Now we’ll use the stringdist_left_join()
function to
match the industry
variable in the
managers2023
data to the industry
variable in
the naics_prep
data. The
stringdist_left_join()
function takes four arguments. The
first argument is the data frame you want to add the new variable to.
The second argument is the data frame you want to match to. The third
argument is the variable you want to match on in the first data frame.
The fourth argument is the variable you want to match on in the second
data frame. The max_dist
argument is the maximum distance
between the two strings. The distance_col
argument is the
name of the column that will be added to the first data frame that
contains the distance between the two strings. The method
argument is the method used to calculate the distance between the two
strings. The ignore_case
argument is whether or not to
ignore case when calculating the distance between the two strings. The
full_join
argument is whether or not to do a full join. The
max_dist
argument is the maximum distance between the two
strings. The distance_col
argument is the name of the
column that will be added to the first data frame that contains the
distance between the two strings. The method
argument is
the method used to calculate the distance between the two strings. The
ignore_case
argument is whether or not to ignore case when
calculating the distance between the two strings.
managers2023_naics <- head(managers2023_no_special,25) %>%
stringdist_left_join(naics_prep, by=c('industry'='industry'), max_dist=.4, distance_col='distance', method='jw', ignore_case=TRUE)
Check the data you got back. Notice any issues? For one, I got 4,972 rows back from 25 rows of data. That’s a lot of rows. Why? Because there are many matches per row of data. For example, “government & public administration” matched to “natural resources and mining” with a 0.354 distance. That’s not a good match, but it was permitted.
What will we get out of a better match? Instead of trying to match the groups of industries in the raw data, we’ll have them immediately mapped to one key industry – the NAICS industry. That will make it easier to link to other datasets.
Of course, in the end it may be easier to do this by hand for the
largest industries and then use the fuzzyjoin
package to
match the rest or even just drop the rest.

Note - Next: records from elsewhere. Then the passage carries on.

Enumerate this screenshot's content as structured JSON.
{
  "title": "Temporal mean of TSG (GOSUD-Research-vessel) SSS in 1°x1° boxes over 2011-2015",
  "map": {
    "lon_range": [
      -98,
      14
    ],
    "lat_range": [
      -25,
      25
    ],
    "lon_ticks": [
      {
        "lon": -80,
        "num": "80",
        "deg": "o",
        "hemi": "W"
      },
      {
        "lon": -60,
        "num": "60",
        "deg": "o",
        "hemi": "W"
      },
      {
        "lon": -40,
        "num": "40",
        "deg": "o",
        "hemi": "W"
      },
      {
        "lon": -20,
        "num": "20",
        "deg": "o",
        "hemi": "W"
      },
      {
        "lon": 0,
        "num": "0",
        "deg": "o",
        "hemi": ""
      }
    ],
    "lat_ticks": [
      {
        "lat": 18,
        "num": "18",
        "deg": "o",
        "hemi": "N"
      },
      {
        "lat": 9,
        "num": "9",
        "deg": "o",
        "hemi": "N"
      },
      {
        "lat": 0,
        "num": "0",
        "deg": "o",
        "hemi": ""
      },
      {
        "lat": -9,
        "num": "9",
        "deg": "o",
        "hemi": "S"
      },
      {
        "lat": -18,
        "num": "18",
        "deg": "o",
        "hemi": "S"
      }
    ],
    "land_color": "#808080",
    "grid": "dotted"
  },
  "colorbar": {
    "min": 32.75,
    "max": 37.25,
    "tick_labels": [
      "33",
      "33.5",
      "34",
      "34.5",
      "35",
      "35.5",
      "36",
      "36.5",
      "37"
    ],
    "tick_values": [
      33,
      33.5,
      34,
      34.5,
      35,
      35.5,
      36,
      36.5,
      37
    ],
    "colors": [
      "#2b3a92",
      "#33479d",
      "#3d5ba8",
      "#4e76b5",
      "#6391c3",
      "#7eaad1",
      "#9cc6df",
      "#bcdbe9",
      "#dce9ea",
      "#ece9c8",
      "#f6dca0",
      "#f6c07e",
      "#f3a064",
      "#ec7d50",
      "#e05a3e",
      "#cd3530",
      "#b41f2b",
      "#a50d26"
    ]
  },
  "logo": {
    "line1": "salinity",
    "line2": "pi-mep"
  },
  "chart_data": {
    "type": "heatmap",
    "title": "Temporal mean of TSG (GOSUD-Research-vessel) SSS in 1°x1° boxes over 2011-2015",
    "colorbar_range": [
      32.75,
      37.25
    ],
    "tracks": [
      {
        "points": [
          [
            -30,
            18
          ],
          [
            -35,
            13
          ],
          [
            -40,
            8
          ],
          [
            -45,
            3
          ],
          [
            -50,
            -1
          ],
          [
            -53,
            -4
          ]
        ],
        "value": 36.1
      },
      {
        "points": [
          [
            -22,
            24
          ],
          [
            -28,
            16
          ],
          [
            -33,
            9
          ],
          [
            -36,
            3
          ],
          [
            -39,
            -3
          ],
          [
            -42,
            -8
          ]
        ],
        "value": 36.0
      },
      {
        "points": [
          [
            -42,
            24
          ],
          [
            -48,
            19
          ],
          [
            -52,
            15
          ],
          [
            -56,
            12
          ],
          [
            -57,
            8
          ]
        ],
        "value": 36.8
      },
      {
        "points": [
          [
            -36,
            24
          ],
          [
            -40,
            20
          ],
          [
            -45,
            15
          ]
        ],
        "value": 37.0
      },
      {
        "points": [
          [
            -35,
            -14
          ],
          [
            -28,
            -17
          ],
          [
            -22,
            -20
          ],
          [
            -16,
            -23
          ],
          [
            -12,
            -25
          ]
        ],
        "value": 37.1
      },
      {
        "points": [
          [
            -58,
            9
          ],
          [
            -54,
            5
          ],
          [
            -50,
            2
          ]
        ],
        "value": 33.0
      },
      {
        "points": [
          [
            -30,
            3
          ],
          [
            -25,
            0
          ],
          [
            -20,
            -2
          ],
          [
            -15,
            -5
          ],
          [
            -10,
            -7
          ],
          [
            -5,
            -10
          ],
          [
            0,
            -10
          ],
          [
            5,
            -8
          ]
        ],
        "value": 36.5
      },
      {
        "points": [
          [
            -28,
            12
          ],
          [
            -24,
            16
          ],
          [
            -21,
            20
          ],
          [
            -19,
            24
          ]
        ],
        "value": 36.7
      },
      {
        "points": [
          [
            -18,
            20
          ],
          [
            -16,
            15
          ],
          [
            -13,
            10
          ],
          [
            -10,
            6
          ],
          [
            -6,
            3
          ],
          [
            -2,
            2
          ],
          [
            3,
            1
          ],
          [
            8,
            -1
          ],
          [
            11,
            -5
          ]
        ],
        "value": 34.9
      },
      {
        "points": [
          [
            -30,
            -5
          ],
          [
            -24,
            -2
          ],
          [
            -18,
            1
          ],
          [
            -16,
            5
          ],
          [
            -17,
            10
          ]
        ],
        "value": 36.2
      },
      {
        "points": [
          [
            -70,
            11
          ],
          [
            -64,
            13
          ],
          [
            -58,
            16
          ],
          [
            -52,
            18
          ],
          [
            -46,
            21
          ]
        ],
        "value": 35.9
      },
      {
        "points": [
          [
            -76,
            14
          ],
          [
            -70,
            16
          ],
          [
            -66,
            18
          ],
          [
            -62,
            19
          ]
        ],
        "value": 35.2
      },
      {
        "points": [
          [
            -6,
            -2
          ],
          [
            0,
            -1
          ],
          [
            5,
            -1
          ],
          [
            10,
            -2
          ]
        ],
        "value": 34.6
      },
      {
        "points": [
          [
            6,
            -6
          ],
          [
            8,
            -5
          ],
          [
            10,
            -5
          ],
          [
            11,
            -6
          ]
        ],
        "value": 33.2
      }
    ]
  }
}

Let’s make a wordcloud of the income_additional variable. I’m curious what language is used to described unusual compensation schemes.
We’ll need to start by tokenizing the text. Tokenization is the process of breaking a string into tokens. A token is a sequence of characters that represents a unit of meaning. For example, a word is a token in a sentence. Tokenization is useful because it breaks a string into meaningful units that can be analyzed.
Navigate to the slides from today’s lecture and augment the code below to make a wordcloud of the income_additional variable.
tokens <- managers2023 %>%
select(jobtitle) %>%
unnest_tokens(word,jobtitle) %>%
count(word,sort=T)
tokens
## # A tibble: 2,384 × 2
## word n
## <chr> <int>
## 1 manager 3483
## 2 senior 1924
## 3 director 1856
## 4 engineer 1088
## 5 of 976
## 6 assistant 945
## 7 analyst 916
## 8 specialist 852
## 9 associate 800
## 10 coordinator 662
## # ℹ 2,374 more rows
There’s probably a lot of words in the tokens data frame that are not useful. For example, “the” and “a” are not useful words. These are called stop words. Stop words are words that are so common that they are not useful for analysis.
The tidytext
package has a built-in list of stop words.
You can access it using the stop_words
function. Use the
anti_join
function to remove the stop words from the tokens
data frame.
Last, let’s make a wordcloud! I use pal brewer.pal()
to
make it more pleasing to the eye.
Can you make the same thing with 2-word ngrams?